Maia gehörte an ihren Platz verwiesen, und für Jarrod war es höchste Zeit, das selbst in die Hand zu nehmen.
Eine Entschuldigung, ein neuer Anfang – und Abstand zu Rosanna. Mehr würde es nicht brauchen, damit er bereit war, Maia wieder in der Familie zu dulden.
Sie bei sich wohnen zu lassen, kostete kaum etwas. Ein Dach über dem Kopf und drei Mahlzeiten am Tag – das war nicht mehr als ein paar Groschen aus der Portokasse.
Und selbst Schnorrer wussten normalerweise, wie man sich benahm. Ein wenig Demut – das war doch wohl nicht zu viel verlangt. Aber Maia tat so, als schulde ihr die Welt etwas.
Allein dieser Gedanke brachte Jarrod zur Weißglut.
Als Maia auf ihn zutrat, hob er die Brauen und verschränkte die Arme. Er rechnete fest damit, dass sie stehen bleiben und ihn um Vergebung bitten würde.
Doch statt anzuhalten, ging sie einfach an ihm vorbei – ohne ihn auch nur eines Blickes zu würdigen – direkt auf Rosanna zu.
Die Selbstzufriedenheit wich augenblicklich aus Jarrods Gesicht.
Dann vielleicht… vielleicht wollte Maia sich bei Rosanna entschuldigen. Immerhin hatte sie sie öffentlich bloßgestellt. Das musste es sein.

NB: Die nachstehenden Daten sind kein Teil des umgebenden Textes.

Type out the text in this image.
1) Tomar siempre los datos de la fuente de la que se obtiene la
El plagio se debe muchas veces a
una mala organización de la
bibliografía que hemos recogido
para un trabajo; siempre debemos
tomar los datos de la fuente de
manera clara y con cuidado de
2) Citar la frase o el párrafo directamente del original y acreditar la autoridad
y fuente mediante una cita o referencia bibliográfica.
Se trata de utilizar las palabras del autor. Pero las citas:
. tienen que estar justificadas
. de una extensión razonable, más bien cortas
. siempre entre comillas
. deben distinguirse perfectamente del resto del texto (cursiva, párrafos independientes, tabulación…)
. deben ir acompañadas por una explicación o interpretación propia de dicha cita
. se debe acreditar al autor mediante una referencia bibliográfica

Doch was Maia als Nächstes sagte, zerstörte diesen Gedanken auf der Stelle. „Wo sind meine Sachen, Rosanna?“
Rosanna erstarrte. Ein kurzer Moment der Überraschung flackerte in ihren Augen, bevor sie sich ein Gesicht reiner Unschuld aufsetzte. „Welche Sachen? Maia, ich hab keine Ahnung, wovon du redest.“
In Maias Blick loderte eine Kälte auf, die nicht nur ansah – sie schnitt.
Ihre Augen fixierten Rosanna wie ein Messer, und ihre Stimme war flach, frei von jeder Regung. „Ich frage dich ein letztes Mal: Wo hast du alles hingebracht, was in meinem Zimmer war?“
Sofort verzog sich Rosannas Gesicht zu einem bemitleidenswerten Ausdruck, und Tränen rollten über ihre Wangen. „Ich wollte dir nichts Böses, Maia. Ich dachte nur… wenn ich alles einfach da lasse, geht es vielleicht kaputt. Ich wollte es ersetzen, sobald du zurück bist, also hab ich—“
Ein lauter Schlag zerschnitt die Luft – hart, scharf wie ein Peitschenhieb.